School’s out for summer! School’s out forever! OK, not forever, but it may feel like it this summer, because it’s my second summer of active treatment. Last summer, you’ll recall, was the end of my first set of chemo, followed by mastectomy recovery. This summer, it’ll be chemo all summer.
I’m noticing that since I started chemo, The Kids have been more clingy. It’s to be expected–they can tell I don’t feel well. I’ve had to have two blood transfusions now because my body’s been gutted out by the chemo. I just have a lot less energy than I did before going back into treatment. It’s impacting my mood a bit too. I’m sad more, which is what always happens to me when I don’t feel awesome. And The Kids sense that, and want to spend more time with me.
Fortunately, we’re finding ways to make that happen even when fatigue keeps me in bed most days. Recently they started coming to our bedroom to cuddle with us in the mornings when they wake up. Which isn’t awesome when they wake up before 6, but most mornings it’s at a reasonable hour. We’re doing a lot of reading with them–I’m reading the Harry Potter series to The Boy, and The Girl really loves a book that my cousin gave her called Rosie Revere the Engineer. (I love it too, definitely one to check out.) We’re also watching movies together more often.
I know it seems lame to spend so much time indoors when the weather is nice, but that’s part of treatment life. I get out and about when I can, but with chemo happening almost every week, there are at least a few days a week when all I do is lie around. But the upside to all this lying around is that I get a lot more cuddle time than I otherwise would, while reading all those books and watching all those movies. It’s actually pretty awesome feeling all that love from The Kids.
I’m hoping as treatment goes on and I start getting into a better routine, I’ll be able to plan some outings for us around my fatigue days. The Boy asked if we could go to Great Wolf Lodge (did you know there’s a bar inside the splash park? OH YEAH!) and I’ve ordered a mastectomy swimsuit. I’ll probably spend my time just laying near the wave pool, and shouting encouragement to the kids.
This is parenting with continuous illness. It’s not parenting the way other people do it. My kids don’t do organized sports and I don’t spend my weekends at soccer matches or little league games, because I’m too tired, and The Hubs has too much on his hands without adding stuff like that to the mix. We watch a lot of TV and read a lot of books and other people take the kids for play dates. It’s just simpler and slower than most families, and that’s OK.

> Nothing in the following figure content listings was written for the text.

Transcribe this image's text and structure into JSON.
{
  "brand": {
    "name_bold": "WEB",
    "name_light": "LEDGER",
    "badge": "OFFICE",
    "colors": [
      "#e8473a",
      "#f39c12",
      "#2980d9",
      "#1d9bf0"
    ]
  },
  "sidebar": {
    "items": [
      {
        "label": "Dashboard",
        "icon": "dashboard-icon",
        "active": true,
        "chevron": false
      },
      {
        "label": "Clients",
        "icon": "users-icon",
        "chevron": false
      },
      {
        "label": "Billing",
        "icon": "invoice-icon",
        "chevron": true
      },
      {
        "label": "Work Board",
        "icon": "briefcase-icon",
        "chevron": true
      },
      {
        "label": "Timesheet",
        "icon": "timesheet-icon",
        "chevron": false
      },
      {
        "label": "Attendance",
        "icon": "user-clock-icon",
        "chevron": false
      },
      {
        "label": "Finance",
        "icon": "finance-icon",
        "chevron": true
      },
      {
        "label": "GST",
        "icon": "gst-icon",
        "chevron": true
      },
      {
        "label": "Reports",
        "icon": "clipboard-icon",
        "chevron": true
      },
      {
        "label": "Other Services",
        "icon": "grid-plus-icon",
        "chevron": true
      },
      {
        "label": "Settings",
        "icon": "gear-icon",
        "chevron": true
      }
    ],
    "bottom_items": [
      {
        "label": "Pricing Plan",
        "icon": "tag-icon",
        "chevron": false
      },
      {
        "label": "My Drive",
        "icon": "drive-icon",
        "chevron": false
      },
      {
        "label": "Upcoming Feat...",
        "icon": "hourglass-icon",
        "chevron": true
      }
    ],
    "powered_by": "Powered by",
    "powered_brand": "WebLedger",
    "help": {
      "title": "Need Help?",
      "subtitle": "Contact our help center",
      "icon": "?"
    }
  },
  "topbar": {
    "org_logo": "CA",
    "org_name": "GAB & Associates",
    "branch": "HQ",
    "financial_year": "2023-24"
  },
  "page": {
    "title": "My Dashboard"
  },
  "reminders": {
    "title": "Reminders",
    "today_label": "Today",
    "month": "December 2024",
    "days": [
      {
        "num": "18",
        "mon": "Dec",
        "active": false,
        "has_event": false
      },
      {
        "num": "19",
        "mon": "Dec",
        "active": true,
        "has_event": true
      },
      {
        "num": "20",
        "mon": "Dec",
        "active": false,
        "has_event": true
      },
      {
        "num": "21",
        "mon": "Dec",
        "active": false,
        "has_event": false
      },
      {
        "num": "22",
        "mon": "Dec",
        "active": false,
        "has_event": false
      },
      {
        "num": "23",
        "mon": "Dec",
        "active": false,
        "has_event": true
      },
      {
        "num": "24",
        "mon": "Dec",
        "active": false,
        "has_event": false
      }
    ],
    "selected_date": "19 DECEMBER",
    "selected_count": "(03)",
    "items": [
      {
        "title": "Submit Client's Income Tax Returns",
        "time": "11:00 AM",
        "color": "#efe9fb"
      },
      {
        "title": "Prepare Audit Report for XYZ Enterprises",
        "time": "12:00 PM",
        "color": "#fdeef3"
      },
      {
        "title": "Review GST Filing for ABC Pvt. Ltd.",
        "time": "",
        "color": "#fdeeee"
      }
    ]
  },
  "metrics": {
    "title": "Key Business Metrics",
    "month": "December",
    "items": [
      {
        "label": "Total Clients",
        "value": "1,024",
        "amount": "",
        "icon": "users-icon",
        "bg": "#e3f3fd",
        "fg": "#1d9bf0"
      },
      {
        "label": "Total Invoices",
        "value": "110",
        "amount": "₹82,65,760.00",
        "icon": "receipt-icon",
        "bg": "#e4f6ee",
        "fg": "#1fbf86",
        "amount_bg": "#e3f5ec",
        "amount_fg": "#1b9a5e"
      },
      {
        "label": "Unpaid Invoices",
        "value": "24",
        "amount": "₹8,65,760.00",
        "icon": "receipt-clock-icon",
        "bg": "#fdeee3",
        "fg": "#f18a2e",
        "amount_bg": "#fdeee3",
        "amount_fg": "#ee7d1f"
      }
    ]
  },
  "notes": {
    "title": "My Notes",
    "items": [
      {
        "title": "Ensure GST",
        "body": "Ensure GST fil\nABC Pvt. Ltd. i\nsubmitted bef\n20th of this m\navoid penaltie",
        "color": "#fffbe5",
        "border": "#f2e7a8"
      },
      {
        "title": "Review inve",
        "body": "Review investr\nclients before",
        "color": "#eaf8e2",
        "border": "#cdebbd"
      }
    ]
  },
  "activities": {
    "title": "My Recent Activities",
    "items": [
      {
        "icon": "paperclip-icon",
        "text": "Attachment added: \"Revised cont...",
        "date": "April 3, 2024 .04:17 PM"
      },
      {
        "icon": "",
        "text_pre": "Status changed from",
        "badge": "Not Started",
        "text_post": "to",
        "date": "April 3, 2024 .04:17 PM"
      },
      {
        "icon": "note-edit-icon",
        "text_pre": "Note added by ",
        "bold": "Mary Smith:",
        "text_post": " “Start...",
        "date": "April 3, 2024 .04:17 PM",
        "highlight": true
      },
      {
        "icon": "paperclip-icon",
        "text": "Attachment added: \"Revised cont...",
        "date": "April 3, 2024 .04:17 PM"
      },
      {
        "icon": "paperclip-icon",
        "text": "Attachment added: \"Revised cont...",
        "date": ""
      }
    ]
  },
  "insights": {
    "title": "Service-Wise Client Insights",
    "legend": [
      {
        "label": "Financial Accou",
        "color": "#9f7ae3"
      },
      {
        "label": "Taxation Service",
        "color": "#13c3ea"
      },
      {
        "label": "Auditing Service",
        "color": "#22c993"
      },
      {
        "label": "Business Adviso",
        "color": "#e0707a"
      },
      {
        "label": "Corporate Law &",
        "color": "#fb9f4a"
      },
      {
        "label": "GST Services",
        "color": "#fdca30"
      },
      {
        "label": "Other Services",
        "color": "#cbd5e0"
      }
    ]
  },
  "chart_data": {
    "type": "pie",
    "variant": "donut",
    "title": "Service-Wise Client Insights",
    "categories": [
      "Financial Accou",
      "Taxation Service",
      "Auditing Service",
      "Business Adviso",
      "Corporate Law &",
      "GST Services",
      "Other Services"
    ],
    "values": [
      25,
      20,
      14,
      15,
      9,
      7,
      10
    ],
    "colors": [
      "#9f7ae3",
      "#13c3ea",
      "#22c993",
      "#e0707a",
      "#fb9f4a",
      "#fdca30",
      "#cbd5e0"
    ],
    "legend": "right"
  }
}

Now, the interesting part about this is that the latest parenting trend is the 1970’s Summer. Have you read about it? The idea is that when we were little in the 70’s and 80’s, our parents didn’t sign us up for 4,000 activities. They just said “Get a popsicle and go outside to play” while they watched their stories. Well, now all the cool moms are doing 1970’s summers with their kids. Helicopter parenting is soooooo five minutes ago. How convenient for me, who literally can’t helicopter parent even if I wanted to, that the hot new thing in parenting is exactly what cancer is forcing me to do!
You know, even before cancer, I was the type of parent who sat around with a drink shouting to my kids to go play in the ditch with their friends. So it’s not like this parenting style is actually that huge of a departure from what I would have chosen. But knowing that others actually CAN choose, and I can’t…I don’t know, it’s just rough. It’s getting harder and harder to read parenting blogs for me, honestly, because I see other moms agonizing about and defending their parenting choices, and I literally can’t be bothered to worry about most of that stuff anymore.
I never knew when I started writing this blog about the Cult of Perfect Motherhood that I’d end up with this particular perspective–that I’d see exactly how ridiculous it is to obsess over the things that modern middle class American moms obsess over, because terminal cancer has put it into such stark relief. It’s pretty powerful deprogramming…but I definitely wouldn’t recommend going about it this way.